Archive for February, 2010

Tuesday, February 23rd, 2010

Twenty Three

Jennifer Brookes: The aquarium has been on my mind since this project began..it’s the only place you can (try to) capture the mystery of the underwater world without risking your life. Recently I read a book titled The Art of Diving in an attempt to counteract my oceanic fears, and it wasn’t until after finishing the book and watching a clip from an underwater BBC time lapse that I finally decided to visit the aquarium with my camera. Standing two inches away from a giant octopus with nothing but a sheet of glass between you doesn’t make the deep sea any less terrifying, but it does feel incredible.

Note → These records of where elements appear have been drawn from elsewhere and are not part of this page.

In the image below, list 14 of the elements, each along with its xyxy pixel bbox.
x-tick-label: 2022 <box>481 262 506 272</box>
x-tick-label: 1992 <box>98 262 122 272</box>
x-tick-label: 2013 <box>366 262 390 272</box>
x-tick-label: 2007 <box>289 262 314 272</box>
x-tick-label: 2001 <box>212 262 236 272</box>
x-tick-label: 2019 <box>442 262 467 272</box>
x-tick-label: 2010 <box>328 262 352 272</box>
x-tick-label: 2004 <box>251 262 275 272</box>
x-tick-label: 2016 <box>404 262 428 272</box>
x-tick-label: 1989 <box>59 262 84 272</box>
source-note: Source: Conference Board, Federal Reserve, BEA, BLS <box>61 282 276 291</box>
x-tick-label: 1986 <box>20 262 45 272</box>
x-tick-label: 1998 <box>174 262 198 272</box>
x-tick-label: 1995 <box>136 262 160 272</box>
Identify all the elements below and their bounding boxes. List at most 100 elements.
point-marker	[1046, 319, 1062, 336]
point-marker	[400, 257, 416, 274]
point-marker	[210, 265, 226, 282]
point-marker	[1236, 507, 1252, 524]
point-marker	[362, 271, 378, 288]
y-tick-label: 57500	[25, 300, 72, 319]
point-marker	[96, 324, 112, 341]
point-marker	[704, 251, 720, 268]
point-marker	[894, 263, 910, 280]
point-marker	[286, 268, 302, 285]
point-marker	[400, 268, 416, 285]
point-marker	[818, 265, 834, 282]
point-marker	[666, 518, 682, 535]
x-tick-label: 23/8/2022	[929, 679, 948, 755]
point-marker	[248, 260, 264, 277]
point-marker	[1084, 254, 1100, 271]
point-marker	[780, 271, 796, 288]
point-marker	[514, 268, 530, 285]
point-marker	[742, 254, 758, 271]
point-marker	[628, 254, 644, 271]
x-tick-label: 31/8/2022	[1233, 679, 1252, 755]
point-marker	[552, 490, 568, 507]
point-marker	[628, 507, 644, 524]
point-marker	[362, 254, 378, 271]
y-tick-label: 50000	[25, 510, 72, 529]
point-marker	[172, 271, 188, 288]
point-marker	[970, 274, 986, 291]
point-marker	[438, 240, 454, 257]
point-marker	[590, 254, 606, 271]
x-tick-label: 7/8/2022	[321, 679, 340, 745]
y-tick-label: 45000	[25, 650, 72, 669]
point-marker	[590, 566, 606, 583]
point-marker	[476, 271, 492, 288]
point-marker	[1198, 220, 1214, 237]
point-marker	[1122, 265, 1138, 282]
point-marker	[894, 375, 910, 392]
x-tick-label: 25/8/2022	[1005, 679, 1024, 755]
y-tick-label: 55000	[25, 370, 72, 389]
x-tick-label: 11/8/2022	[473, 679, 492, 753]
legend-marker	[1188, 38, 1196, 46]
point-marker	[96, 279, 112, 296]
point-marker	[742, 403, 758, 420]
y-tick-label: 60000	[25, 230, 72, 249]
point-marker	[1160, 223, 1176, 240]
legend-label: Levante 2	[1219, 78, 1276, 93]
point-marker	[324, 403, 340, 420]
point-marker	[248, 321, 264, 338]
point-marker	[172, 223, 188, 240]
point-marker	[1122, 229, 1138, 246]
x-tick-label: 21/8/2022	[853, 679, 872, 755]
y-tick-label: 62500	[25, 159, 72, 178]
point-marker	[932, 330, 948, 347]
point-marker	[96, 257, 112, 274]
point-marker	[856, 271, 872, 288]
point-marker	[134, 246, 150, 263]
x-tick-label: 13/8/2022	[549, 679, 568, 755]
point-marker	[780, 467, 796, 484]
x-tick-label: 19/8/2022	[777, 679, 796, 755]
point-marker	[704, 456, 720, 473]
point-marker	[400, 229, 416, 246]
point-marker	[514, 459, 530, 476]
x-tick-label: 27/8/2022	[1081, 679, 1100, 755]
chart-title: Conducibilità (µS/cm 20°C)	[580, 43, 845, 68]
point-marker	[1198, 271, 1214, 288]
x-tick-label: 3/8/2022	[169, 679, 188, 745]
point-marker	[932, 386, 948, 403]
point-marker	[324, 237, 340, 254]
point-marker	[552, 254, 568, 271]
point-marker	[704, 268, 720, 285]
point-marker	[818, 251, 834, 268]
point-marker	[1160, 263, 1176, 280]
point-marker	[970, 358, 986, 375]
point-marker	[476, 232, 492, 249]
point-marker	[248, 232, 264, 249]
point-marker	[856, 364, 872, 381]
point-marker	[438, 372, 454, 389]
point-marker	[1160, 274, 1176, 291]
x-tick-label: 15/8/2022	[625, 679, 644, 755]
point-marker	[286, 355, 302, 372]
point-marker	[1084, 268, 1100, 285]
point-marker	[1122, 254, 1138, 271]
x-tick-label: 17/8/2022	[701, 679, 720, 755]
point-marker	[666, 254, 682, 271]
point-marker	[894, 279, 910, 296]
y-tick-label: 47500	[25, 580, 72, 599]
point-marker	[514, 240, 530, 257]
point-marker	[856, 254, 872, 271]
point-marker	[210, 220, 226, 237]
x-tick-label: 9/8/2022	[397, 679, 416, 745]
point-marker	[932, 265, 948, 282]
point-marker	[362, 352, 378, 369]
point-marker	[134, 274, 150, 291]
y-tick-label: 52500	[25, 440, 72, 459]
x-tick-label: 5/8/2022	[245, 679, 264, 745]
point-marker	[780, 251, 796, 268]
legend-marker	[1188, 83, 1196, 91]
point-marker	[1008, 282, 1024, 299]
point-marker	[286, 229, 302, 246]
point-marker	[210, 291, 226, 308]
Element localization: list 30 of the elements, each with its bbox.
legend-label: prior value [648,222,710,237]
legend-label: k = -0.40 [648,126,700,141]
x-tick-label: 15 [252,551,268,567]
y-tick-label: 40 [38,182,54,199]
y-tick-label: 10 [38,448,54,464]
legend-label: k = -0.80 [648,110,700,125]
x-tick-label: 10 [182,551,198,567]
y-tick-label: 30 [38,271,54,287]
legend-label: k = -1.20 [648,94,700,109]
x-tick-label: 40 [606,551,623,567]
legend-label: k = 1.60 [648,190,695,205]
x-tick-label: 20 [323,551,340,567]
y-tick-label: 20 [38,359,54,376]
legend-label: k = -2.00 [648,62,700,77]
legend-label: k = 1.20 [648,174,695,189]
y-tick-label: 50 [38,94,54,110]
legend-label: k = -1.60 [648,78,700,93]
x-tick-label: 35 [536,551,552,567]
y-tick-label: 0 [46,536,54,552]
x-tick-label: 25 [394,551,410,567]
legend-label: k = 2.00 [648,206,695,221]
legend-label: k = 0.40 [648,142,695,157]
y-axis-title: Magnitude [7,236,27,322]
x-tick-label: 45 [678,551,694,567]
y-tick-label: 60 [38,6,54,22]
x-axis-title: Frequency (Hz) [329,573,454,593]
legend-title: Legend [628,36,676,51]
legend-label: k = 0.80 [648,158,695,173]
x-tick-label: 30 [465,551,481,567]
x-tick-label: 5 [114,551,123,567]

Eric Peterson: Music boxes exist in a weird state between musical instrument and recording. Its components are what are usually put into instruments, but its specific design is to play one tune that’s permanently and physically etched into some surface, like a phonograph. Sometimes I feel a little bad about the gap between the amount of time it takes for me to write and record some of my pieces and the amount of time Jenny puts into some of her pieces. So, to make up for some of that, this week I made a music box. I hope you’ll excuse the way it sounds, it’s the first one I’ve ever built. I won’t go into the details of how here, but you should look at some photos of the process on flickr. Composing for it was new and interesting because it was entirely mathematical. After mapping what note corresponded to each of the 18 tines (it wasn’t chromatic, or even really in a specific key, like I thought it would be), and after etching out guidelines corresponding to each tine and each quarter beat with an awl (some measurements as small as 3/64″), arranging the song was the same as plotting points on a graph. This week is unique in that Jenny was responsible for both the visuals and the audio. You can hear cars as they pass by as she cranked the music box and I held a microphone to it in her Seattle apartment where the music box now resides.